Le même jour, [D] [Y] a souscrit auprès de la S.A Sofemo, aux droits de laquelle se trouve la S.A Cofidis un contrat de crédit affecté à la réalisation de cette installation, d'un montant de 21 500 euros, remboursable en 180 échéances, au taux débiteur fixe de 5,61 %, après un différé de 11 mois.
L'ouvrage a fait l'objet d'une réception sans réserve le 03 août 2012.

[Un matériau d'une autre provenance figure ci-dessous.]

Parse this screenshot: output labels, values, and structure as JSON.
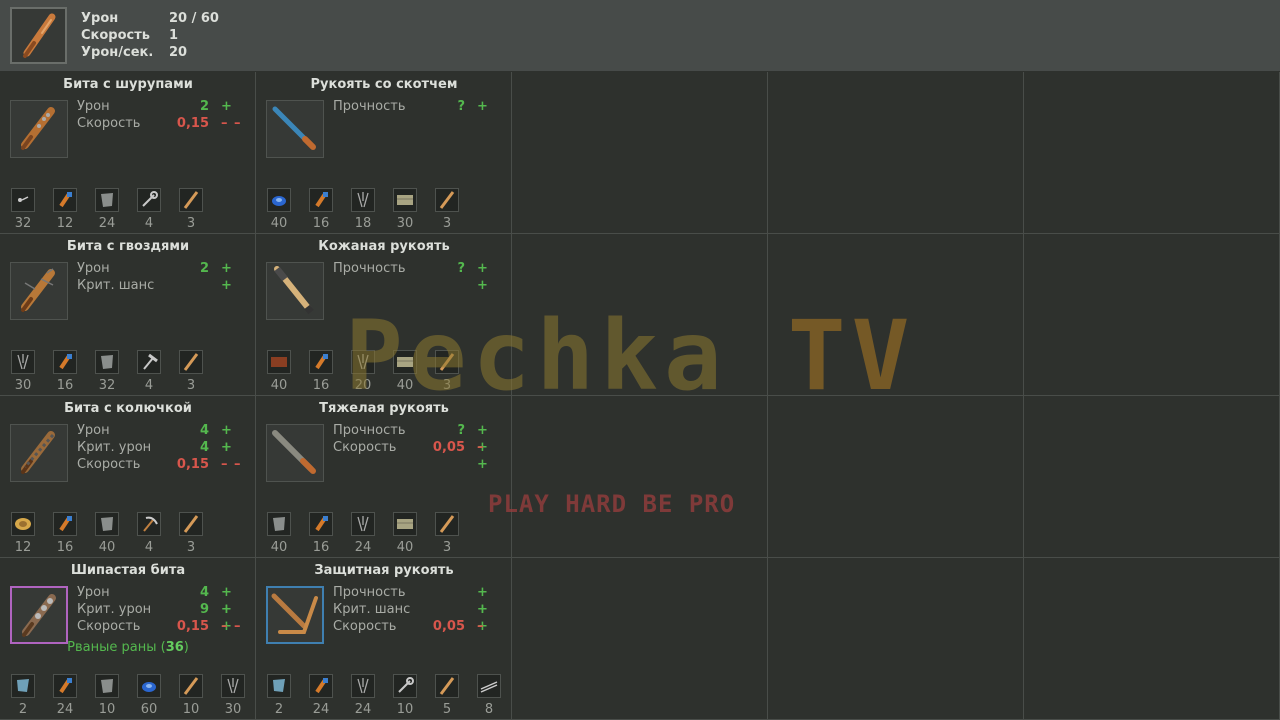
{
  "header": {
    "stats": [
      {
        "label": "Урон",
        "value": "20 / 60"
      },
      {
        "label": "Скорость",
        "value": "1"
      },
      {
        "label": "Урон/сек.",
        "value": "20"
      }
    ]
  },
  "cells": [
    {
      "row": 0,
      "col": 0,
      "title": "Бита с шурупами",
      "icon": "screw-bat-icon",
      "frame": "",
      "stats": [
        {
          "label": "Урон",
          "value": "2",
          "value_color": "green",
          "mark": "+",
          "mark_color": "green"
        },
        {
          "label": "Скорость",
          "value": "0,15",
          "value_color": "red",
          "mark": "– –",
          "mark_color": "red"
        }
      ],
      "special": null,
      "materials": [
        {
          "icon": "screws-icon",
          "count": "32"
        },
        {
          "icon": "tape-icon",
          "count": "12"
        },
        {
          "icon": "metal-plate-icon",
          "count": "24"
        },
        {
          "icon": "wrench-icon",
          "count": "4"
        },
        {
          "icon": "stick-icon",
          "count": "3"
        }
      ]
    },
    {
      "row": 0,
      "col": 1,
      "title": "Рукоять со скотчем",
      "icon": "taped-handle-icon",
      "frame": "",
      "stats": [
        {
          "label": "Прочность",
          "value": "?",
          "value_color": "green",
          "mark": "+",
          "mark_color": "green"
        }
      ],
      "special": null,
      "materials": [
        {
          "icon": "blue-tape-icon",
          "count": "40"
        },
        {
          "icon": "tape-icon",
          "count": "16"
        },
        {
          "icon": "nails-icon",
          "count": "18"
        },
        {
          "icon": "cloth-icon",
          "count": "30"
        },
        {
          "icon": "stick-icon",
          "count": "3"
        }
      ]
    },
    {
      "row": 1,
      "col": 0,
      "title": "Бита с гвоздями",
      "icon": "nail-bat-icon",
      "frame": "",
      "stats": [
        {
          "label": "Урон",
          "value": "2",
          "value_color": "green",
          "mark": "+",
          "mark_color": "green"
        },
        {
          "label": "Крит. шанс",
          "value": "",
          "value_color": "green",
          "mark": "+",
          "mark_color": "green"
        }
      ],
      "special": null,
      "materials": [
        {
          "icon": "nails-icon",
          "count": "30"
        },
        {
          "icon": "tape-icon",
          "count": "16"
        },
        {
          "icon": "metal-plate-icon",
          "count": "32"
        },
        {
          "icon": "hammer-icon",
          "count": "4"
        },
        {
          "icon": "stick-icon",
          "count": "3"
        }
      ]
    },
    {
      "row": 1,
      "col": 1,
      "title": "Кожаная рукоять",
      "icon": "leather-handle-icon",
      "frame": "",
      "stats": [
        {
          "label": "Прочность",
          "value": "?",
          "value_color": "green",
          "mark": "+ +",
          "mark_color": "green"
        }
      ],
      "special": null,
      "materials": [
        {
          "icon": "leather-icon",
          "count": "40"
        },
        {
          "icon": "tape-icon",
          "count": "16"
        },
        {
          "icon": "nails-icon",
          "count": "20"
        },
        {
          "icon": "cloth-icon",
          "count": "40"
        },
        {
          "icon": "stick-icon",
          "count": "3"
        }
      ]
    },
    {
      "row": 2,
      "col": 0,
      "title": "Бита с колючкой",
      "icon": "barbed-bat-icon",
      "frame": "",
      "stats": [
        {
          "label": "Урон",
          "value": "4",
          "value_color": "green",
          "mark": "+ +",
          "mark_color": "green"
        },
        {
          "label": "Крит. урон",
          "value": "4",
          "value_color": "green",
          "mark": "+",
          "mark_color": "green"
        },
        {
          "label": "Скорость",
          "value": "0,15",
          "value_color": "red",
          "mark": "– –",
          "mark_color": "red"
        }
      ],
      "special": null,
      "materials": [
        {
          "icon": "wire-coil-icon",
          "count": "12"
        },
        {
          "icon": "tape-icon",
          "count": "16"
        },
        {
          "icon": "metal-plate-icon",
          "count": "40"
        },
        {
          "icon": "pickaxe-icon",
          "count": "4"
        },
        {
          "icon": "stick-icon",
          "count": "3"
        }
      ]
    },
    {
      "row": 2,
      "col": 1,
      "title": "Тяжелая рукоять",
      "icon": "heavy-handle-icon",
      "frame": "",
      "stats": [
        {
          "label": "Прочность",
          "value": "?",
          "value_color": "green",
          "mark": "+ + +",
          "mark_color": "green"
        },
        {
          "label": "Скорость",
          "value": "0,05",
          "value_color": "red",
          "mark": "–",
          "mark_color": "red"
        }
      ],
      "special": null,
      "materials": [
        {
          "icon": "metal-plate-icon",
          "count": "40"
        },
        {
          "icon": "tape-icon",
          "count": "16"
        },
        {
          "icon": "nails-icon",
          "count": "24"
        },
        {
          "icon": "cloth-icon",
          "count": "40"
        },
        {
          "icon": "stick-icon",
          "count": "3"
        }
      ]
    },
    {
      "row": 3,
      "col": 0,
      "title": "Шипастая бита",
      "icon": "spiked-bat-icon",
      "frame": "rare",
      "stats": [
        {
          "label": "Урон",
          "value": "4",
          "value_color": "green",
          "mark": "+ +",
          "mark_color": "green"
        },
        {
          "label": "Крит. урон",
          "value": "9",
          "value_color": "green",
          "mark": "+ +",
          "mark_color": "green"
        },
        {
          "label": "Скорость",
          "value": "0,15",
          "value_color": "red",
          "mark": "– –",
          "mark_color": "red"
        }
      ],
      "special": {
        "label": "Рваные раны",
        "value": "36"
      },
      "materials": [
        {
          "icon": "metal-shard-icon",
          "count": "2"
        },
        {
          "icon": "tape-icon",
          "count": "24"
        },
        {
          "icon": "metal-plate-icon",
          "count": "10"
        },
        {
          "icon": "blue-tape-icon",
          "count": "60"
        },
        {
          "icon": "stick-icon",
          "count": "10"
        },
        {
          "icon": "nails-icon",
          "count": "30"
        }
      ]
    },
    {
      "row": 3,
      "col": 1,
      "title": "Защитная рукоять",
      "icon": "guard-handle-icon",
      "frame": "blue",
      "stats": [
        {
          "label": "Прочность",
          "value": "",
          "value_color": "green",
          "mark": "+ + +",
          "mark_color": "green"
        },
        {
          "label": "Крит. шанс",
          "value": "",
          "value_color": "green",
          "mark": "+",
          "mark_color": "green"
        },
        {
          "label": "Скорость",
          "value": "0,05",
          "value_color": "red",
          "mark": "–",
          "mark_color": "red"
        }
      ],
      "special": null,
      "materials": [
        {
          "icon": "metal-shard-icon",
          "count": "2"
        },
        {
          "icon": "tape-icon",
          "count": "24"
        },
        {
          "icon": "nails-icon",
          "count": "24"
        },
        {
          "icon": "wrench-icon",
          "count": "10"
        },
        {
          "icon": "stick-icon",
          "count": "5"
        },
        {
          "icon": "rods-icon",
          "count": "8"
        }
      ]
    }
  ],
  "watermark": {
    "title": "Pechka",
    "title_suffix": "TV",
    "tagline": "PLAY HARD  BE PRO"
  }
}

Par actes d'huissier de justice des 9 et 11 août 2023, ont fait assigner en justice respectivement la S.A.S.U Gef Négoces exerçant sous l'enseigne Domuneo et la SA Cofidis, aux fins notamment de voir prononcer la nullité des contrats de vente et de crédit affecté.
L'affaire a été appelée à l'audience du 12 février 2024, lors de laquelle les parties, représentées par leurs conseils ont accepté de soumettre la procédure à l'application de l'article 446-2 du code de procédure civile et l'établissement d'un calendrier de procédure. L'audience de plaidoiries à été fixée au 28 octobre 2024.
A cette audience, les parties, représentées par leur conseil respectif, s’en sont rapportées à leurs dernières écritures, déposées à l'audience et visées par le greffier.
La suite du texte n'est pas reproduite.